How to optimize an assembler copy function?

I have a C function that copies 8 x 32-bit words from src to dest specified by pointers:

static inline void PktProcWrite8( uint32_t* p_src,     // Source address of data
                                  uint32_t* p_dest )   // Destination address 
#ifndef __cplusplus    
    uint32_t r0, r1, r2, r3, r4, r5, r6, r7;   // Use 'register' hint to encourage C compiler to use STM instruction
        r0 = p_src[0];
        r1 = p_src[1];
        r2 = p_src[2];
        r3 = p_src[3];
        r4 = p_src[4];
        r5 = p_src[5];
        r6 = p_src[6];
        r7 = p_src[7];

        p_dest[0] = r0;
        p_dest[1] = r1;
        p_dest[2] = r2;
        p_dest[3] = r3;
        p_dest[4] = r4;
        p_dest[5] = r5;
        p_dest[6] = r6;
        p_dest[7] = r7;

The generated assembler is:

	.cfi_sections .debug_frame
@ %bb.0:
	.save	{r4, r5, r6, lr}
	push	{r4, r5, r6, lr}
	.cfi_def_cfa_offset 16
	.cfi_offset lr, -4
	.cfi_offset r6, -8
	.cfi_offset r5, -12
	.cfi_offset r4, -16
	ldm.w	r0, {r2, r3, r12, lr}
	add.w	r6, r0, #16
	ldm	r6, {r4, r5, r6}
	ldr	r0, [r0, #28]
	stm.w	r1, {r2, r3, r12, lr}
	add.w	r2, r1, #16
	stm	r2!, {r4, r5, r6}
	str	r0, [r1, #28]
	pop	{r4, r5, r6, pc}

It is important for us to maximize the use of burst writes.

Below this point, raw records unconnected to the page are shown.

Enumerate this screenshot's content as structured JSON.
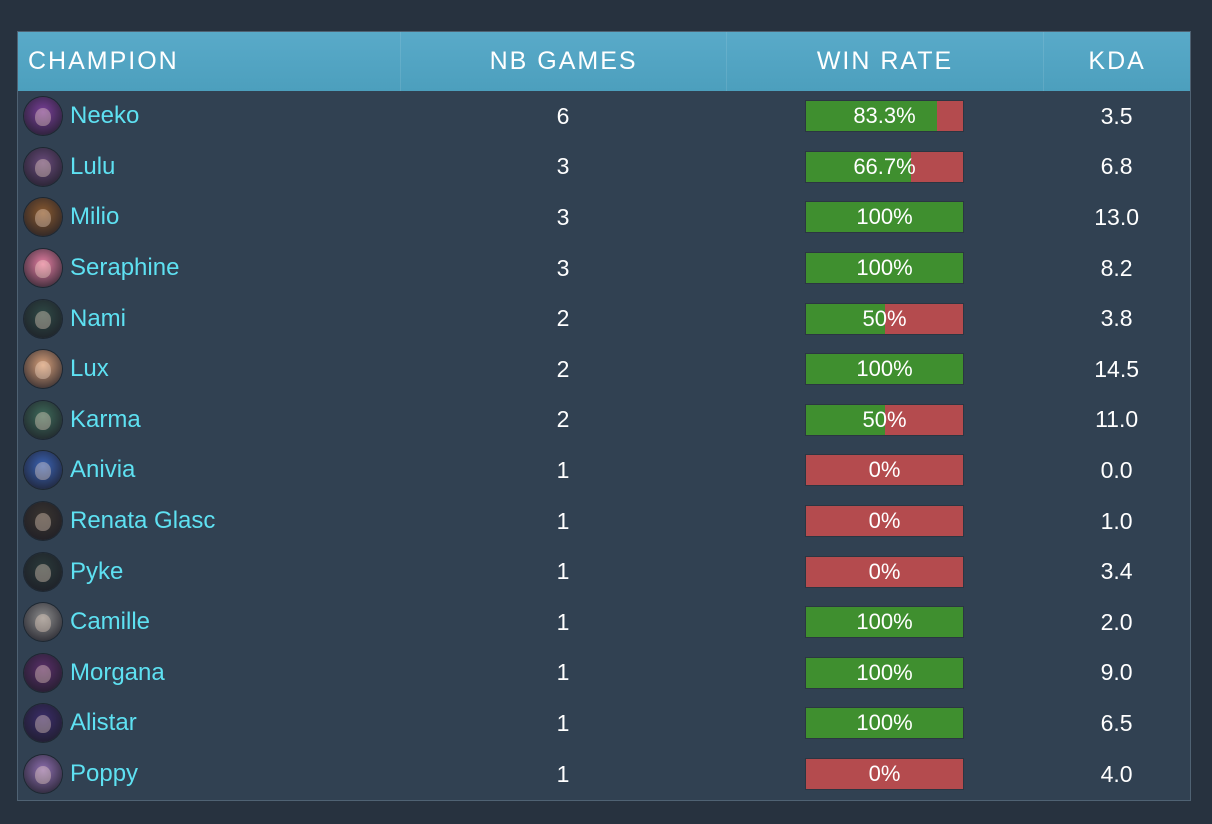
{
  "colors": {
    "background": "#27323f",
    "panel": "#314152",
    "header": "#54a5c4",
    "champion_link": "#5ee1f2",
    "win": "#3f8f2f",
    "loss": "#b44b4e"
  },
  "table": {
    "headers": {
      "champion": "CHAMPION",
      "games": "NB GAMES",
      "win_rate": "WIN RATE",
      "kda": "KDA"
    },
    "rows": [
      {
        "champion": "Neeko",
        "games": "6",
        "win_rate": "83.3%",
        "win_fraction": 0.833,
        "kda": "3.5",
        "icon": "neeko-portrait-icon",
        "avatar_color": "#7a3f9a"
      },
      {
        "champion": "Lulu",
        "games": "3",
        "win_rate": "66.7%",
        "win_fraction": 0.667,
        "kda": "6.8",
        "icon": "lulu-portrait-icon",
        "avatar_color": "#6a4b7c"
      },
      {
        "champion": "Milio",
        "games": "3",
        "win_rate": "100%",
        "win_fraction": 1.0,
        "kda": "13.0",
        "icon": "milio-portrait-icon",
        "avatar_color": "#8a5a30"
      },
      {
        "champion": "Seraphine",
        "games": "3",
        "win_rate": "100%",
        "win_fraction": 1.0,
        "kda": "8.2",
        "icon": "seraphine-portrait-icon",
        "avatar_color": "#e67fa3"
      },
      {
        "champion": "Nami",
        "games": "2",
        "win_rate": "50%",
        "win_fraction": 0.5,
        "kda": "3.8",
        "icon": "nami-portrait-icon",
        "avatar_color": "#2f4a46"
      },
      {
        "champion": "Lux",
        "games": "2",
        "win_rate": "100%",
        "win_fraction": 1.0,
        "kda": "14.5",
        "icon": "lux-portrait-icon",
        "avatar_color": "#d7a07a"
      },
      {
        "champion": "Karma",
        "games": "2",
        "win_rate": "50%",
        "win_fraction": 0.5,
        "kda": "11.0",
        "icon": "karma-portrait-icon",
        "avatar_color": "#3e6b5a"
      },
      {
        "champion": "Anivia",
        "games": "1",
        "win_rate": "0%",
        "win_fraction": 0.0,
        "kda": "0.0",
        "icon": "anivia-portrait-icon",
        "avatar_color": "#3a63b5"
      },
      {
        "champion": "Renata Glasc",
        "games": "1",
        "win_rate": "0%",
        "win_fraction": 0.0,
        "kda": "1.0",
        "icon": "renata-glasc-portrait-icon",
        "avatar_color": "#3a3530"
      },
      {
        "champion": "Pyke",
        "games": "1",
        "win_rate": "0%",
        "win_fraction": 0.0,
        "kda": "3.4",
        "icon": "pyke-portrait-icon",
        "avatar_color": "#2a3a3a"
      },
      {
        "champion": "Camille",
        "games": "1",
        "win_rate": "100%",
        "win_fraction": 1.0,
        "kda": "2.0",
        "icon": "camille-portrait-icon",
        "avatar_color": "#8c8c8c"
      },
      {
        "champion": "Morgana",
        "games": "1",
        "win_rate": "100%",
        "win_fraction": 1.0,
        "kda": "9.0",
        "icon": "morgana-portrait-icon",
        "avatar_color": "#5a2f6a"
      },
      {
        "champion": "Alistar",
        "games": "1",
        "win_rate": "100%",
        "win_fraction": 1.0,
        "kda": "6.5",
        "icon": "alistar-portrait-icon",
        "avatar_color": "#3b2d6b"
      },
      {
        "champion": "Poppy",
        "games": "1",
        "win_rate": "0%",
        "win_fraction": 0.0,
        "kda": "4.0",
        "icon": "poppy-portrait-icon",
        "avatar_color": "#8e6fb0"
      }
    ]
  }
}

The above assembler does a burst write of 4 words, followed by a burst of 3 words, followed by a single word.

Is there any reason why we could not modify the assembler to use a single burst of 8 words or, less efficiently, two bursts of 4 words?

The target is Cortex-M4 and we are using armclang.